L’étroit chemin longeait les plages de galets.
Il était enchâssé dans le bois des feuillus,
Se couvrait d’ombres grises, de lumière ténue,
Et mille feuilles mortes à notre pied, craquaient.
Tout était animé au couvert des ramures.
Le vol des insectes était pur mouvement,
L’appel du loriot se faisait doux murmure,
L’air vibrait des volées de cloches d’un couvent.
Nous marchions silencieux, observant alentour,
Dans l’intervalle ouvert entre les troncs moussus,
Les eaux bleu-émeraude du grand lac étendu,
L’immensité du ciel et le vol des vautours.
Soudain là, devant nous, s’ouvrait une clairière.
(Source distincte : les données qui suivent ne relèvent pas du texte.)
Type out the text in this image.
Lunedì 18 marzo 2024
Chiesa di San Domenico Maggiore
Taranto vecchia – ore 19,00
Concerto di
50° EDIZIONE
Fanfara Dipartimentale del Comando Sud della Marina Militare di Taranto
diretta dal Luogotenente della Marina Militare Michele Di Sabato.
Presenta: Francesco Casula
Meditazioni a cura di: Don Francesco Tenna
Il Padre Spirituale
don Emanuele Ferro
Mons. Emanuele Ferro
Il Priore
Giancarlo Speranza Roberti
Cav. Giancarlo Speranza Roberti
La clarté du soleil semblait s’y concentrer.
Des cèdres du Liban, d’immenses marronniers,
S’élevaient au-dessus de hauts murs de pierre.
L’ouverture d’une porte dans l’enceinte dressée,
Nous permettait de voir des parterres soignés
Un parc luxuriant, des fleurs recherchées,
Une maison de Maître, son immense escalier.
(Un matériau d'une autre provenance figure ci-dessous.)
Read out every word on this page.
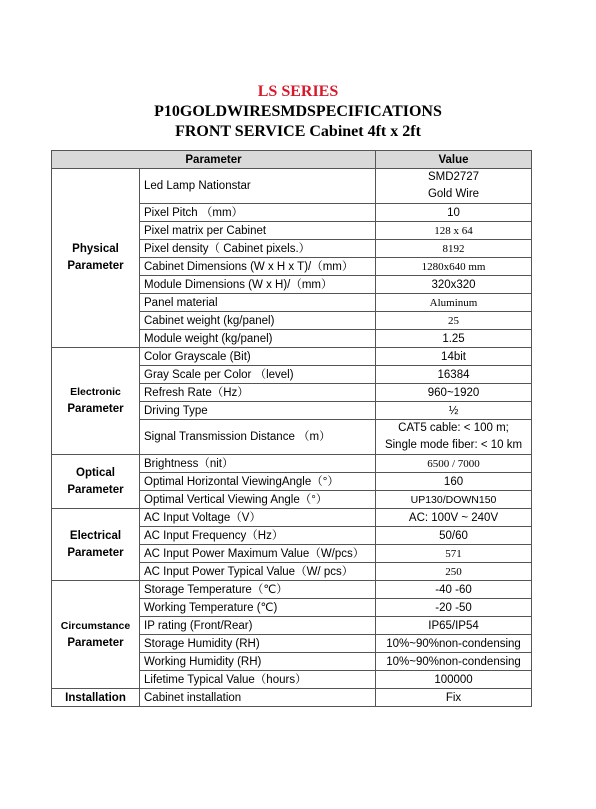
LS SERIES
P10GOLDWIRESMDSPECIFICATIONS
FRONT SERVICE Cabinet 4ft x 2ft
Parameter		Value

Physical
Parameter	Led Lamp Nationstar	SMD2727
Gold Wire

	Pixel Pitch （mm）	10
	Pixel matrix per Cabinet	128 x 64
	Pixel density（ Cabinet pixels.）	8192
	Cabinet Dimensions (W x H x T)/（mm）	1280x640 mm
	Module Dimensions (W x H)/（mm）	320x320
	Panel material	Aluminum
	Cabinet weight (kg/panel)	25
	Module weight (kg/panel)	1.25

Electronic
Parameter	Color Grayscale (Bit)	14bit
	Gray Scale per Color （level)	16384
	Refresh Rate（Hz）	960~1920
	Driving Type	½
	Signal Transmission Distance （m）	CAT5 cable: < 100 m;
Single mode fiber: < 10 km

Optical
Parameter	Brightness（nit）	6500 / 7000
	Optimal Horizontal ViewingAngle（°）	160
	Optimal Vertical Viewing Angle（°）	UP130/DOWN150

Electrical
Parameter	AC Input Voltage（V）	AC: 100V ~ 240V
	AC Input Frequency（Hz）	50/60
	AC Input Power Maximum Value（W/pcs）	571
	AC Input Power Typical Value（W/ pcs）	250

Circumstance
Parameter	Storage Temperature（℃）	-40 -60
	Working Temperature (℃)	-20 -50
	IP rating (Front/Rear)	IP65/IP54
	Storage Humidity (RH)	10%~90%non-condensing
	Working Humidity (RH)	10%~90%non-condensing
	Lifetime Typical Value（hours）	100000
Installation	Cabinet installation	Fix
Jailli d’on ne sait où, un homme s’est avancé,
À son tablier vert, sa coiffure, ses sabots,
On devinait sans peine, que du jardin si beau,
De cette exubérance, il était façonnier.
Il venait pour fermer la porte dérobée,
Il nous a salués, nous lui avons parlé.
Il était du domaine le seul jardinier,
Il attendait son maître qui s’était absenté.
Reviendrait-il bientôt, il ne le savait pas,
Chaque jour son maître pouvait se trouver là.
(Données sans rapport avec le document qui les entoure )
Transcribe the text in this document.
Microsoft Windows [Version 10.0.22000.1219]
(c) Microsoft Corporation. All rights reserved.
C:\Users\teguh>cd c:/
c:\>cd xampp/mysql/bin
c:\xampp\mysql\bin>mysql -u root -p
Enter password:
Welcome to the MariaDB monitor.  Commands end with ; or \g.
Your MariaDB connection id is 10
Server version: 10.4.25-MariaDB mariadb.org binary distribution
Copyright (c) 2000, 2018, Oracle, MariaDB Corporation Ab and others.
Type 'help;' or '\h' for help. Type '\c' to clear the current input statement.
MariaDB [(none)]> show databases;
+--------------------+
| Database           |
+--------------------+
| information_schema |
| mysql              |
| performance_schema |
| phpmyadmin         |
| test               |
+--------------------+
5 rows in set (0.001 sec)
Aussi tout était prêt, les allées balayées,
Les buis étaient taillés, et les fruits ramassés.
Les vases étaient fleuris, le ménage soigné,
Sa femme travaillait aussi à l’entretien.
Ils pouvaient manger des produits du jardin,
Et habitaient un petit pavillon isolé.
« À ce maître dit-il, je suis reconnaissant,
Il m’a sauvé la vie lorsque j’étais enfant.
En ce temps-là, le lac gelait tous les hivers,
La glace était fragile, près de l’embarcadère.
Chaussé de mes patins, tranquille je m’élançai,
Le maître travaillait dans son bateau à quai.
Dans un craquement sec, la glace se rompit,
Je m’enfonçai sous l’eau en poussant un grand cri.
Il m’avait entendu, il m’avait repêché,
Et ramené chez lui, pour me réchauffer.
Vous voyez disait-il, je serais bien ingrat,
Si tout n’était pas prêt, lorsqu’il reviendra.
Ses chères orchidées, je soigne avec passion.
Et j’ai même crée par pollinisation,
Des espèces superbes, que nul ne détient.
Je l’attends impatient, faisant valoir ses biens.
Voilà, avait-il dit, bonne continuation ! »
« Attendez ai-je dit, encore une question :
Il vous a quittés depuis combien de temps ? »
« C’était pour l’ascension, il y a …deux mille ans ! »
Et dans un rire joyeux, il ferma le battant.